TEMYİZ EDENİN İDDİALARI : Dava konusu işlemin 657 sayılı Devlet Memurları Kanunu’nun 68/B ve 76. maddeleri ile kurumlara tanınan takdir yetkisi uyarınca tesis edildiği, davacının bir önceki belediye başkanı döneminde daire başkanı olarak atandığı, belediye başkanı ve beraberindeki yönetimin değişmesi neticesinde yeni yönetimle uyum sorunu yaşadığı, kendisinden beklenilen performans ve eşgüdümü sağlayamadığı, proje üretemediği ileri sürülerek, Bölge İdare Mahkemesi kararının bozulması istenilmektedir.

KARŞI TARAFIN CEVABI : Temyize konu kararın usul ve yasaya uygun olduğu, dolayısıyla onanması gerektiği ileri sürülmüştür.

DANIŞTAY TETKİK HAKİMİ : …

DÜŞÜNCESİ : Temyiz isteminin kabulü ile Bölge İdare Mahkemesi kararının bozulması gerektiği düşünülmektedir.

TÜRK MİLLETİ ADINA

Karar veren Danıştay İkinci Dairesi’nce, Tetkik Hâkiminin açıklamaları dinlendikten ve dosyadaki belgeler incelendikten sonra, dosyanın tekemmül etmiş olduğu anlaşıldığından, yürütmenin durdurulması istemi hakkında bir karar verilmeksizin gereği görüşüldü:

İNCELEME VE GEREKÇE :

MADDİ OLAY :

Davacı, davalı idare bünyesinde şef olarak görev yapmakta iken, … günlü, … sayılı işlem ile Bilgi İşlem Dairesi Başkanı olarak atanmış, dava konusu … günlü, … sayılı işlemle de şube müdürü kadrosuna ataması yapılmıştır.
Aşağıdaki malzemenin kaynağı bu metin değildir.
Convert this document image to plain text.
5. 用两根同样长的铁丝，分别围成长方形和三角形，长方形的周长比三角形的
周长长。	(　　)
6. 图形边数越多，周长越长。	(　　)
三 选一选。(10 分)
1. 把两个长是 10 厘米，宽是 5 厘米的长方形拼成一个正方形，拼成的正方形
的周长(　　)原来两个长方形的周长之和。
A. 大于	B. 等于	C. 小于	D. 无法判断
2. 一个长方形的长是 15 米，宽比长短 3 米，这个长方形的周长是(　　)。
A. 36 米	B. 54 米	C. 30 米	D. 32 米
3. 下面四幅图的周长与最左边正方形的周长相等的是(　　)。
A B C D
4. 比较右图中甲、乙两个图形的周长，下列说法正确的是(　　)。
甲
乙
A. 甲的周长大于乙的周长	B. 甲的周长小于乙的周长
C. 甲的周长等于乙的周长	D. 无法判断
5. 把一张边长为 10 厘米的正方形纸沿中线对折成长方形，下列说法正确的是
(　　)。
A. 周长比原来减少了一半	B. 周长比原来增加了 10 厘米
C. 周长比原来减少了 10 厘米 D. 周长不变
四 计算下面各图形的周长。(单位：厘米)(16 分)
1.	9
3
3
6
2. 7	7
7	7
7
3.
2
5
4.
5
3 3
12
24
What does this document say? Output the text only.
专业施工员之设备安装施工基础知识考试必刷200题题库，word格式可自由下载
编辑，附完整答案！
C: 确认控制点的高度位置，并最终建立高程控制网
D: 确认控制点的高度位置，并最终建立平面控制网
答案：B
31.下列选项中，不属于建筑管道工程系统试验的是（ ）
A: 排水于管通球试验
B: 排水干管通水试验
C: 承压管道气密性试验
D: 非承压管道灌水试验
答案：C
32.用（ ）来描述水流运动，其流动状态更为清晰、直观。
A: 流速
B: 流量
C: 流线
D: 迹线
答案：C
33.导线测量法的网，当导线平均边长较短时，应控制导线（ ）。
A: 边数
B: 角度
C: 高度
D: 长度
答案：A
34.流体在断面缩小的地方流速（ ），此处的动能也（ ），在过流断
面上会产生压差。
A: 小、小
Davacı tarafından, anılan işlemin iptali ile yoksun kaldığı parasal haklarının faiziyle birlikte ödenmesine karar verilmesi istemiyle, temyizen incelenmekte olan dava açılmıştır.

İLGİLİ MEVZUAT :

657 sayılı Devlet Memurları Kanunu’nun “Memurların Kurumlarınca Görevlerinin ve Yerlerinin Değiştirilmesi” başlıklı 76. maddesinde; kurumların, görev ve unvan eşitliği gözetmeden kazanılmış hak aylık dereceleriyle memurları bulundukları kadro derecelerine eşit veya 68. maddedeki esaslar çerçevesinde daha üst veya kurum içinde aynı veya başka yerdeki diğer kadrolara naklen atayabilecekleri hükmüne yer verilmiştir.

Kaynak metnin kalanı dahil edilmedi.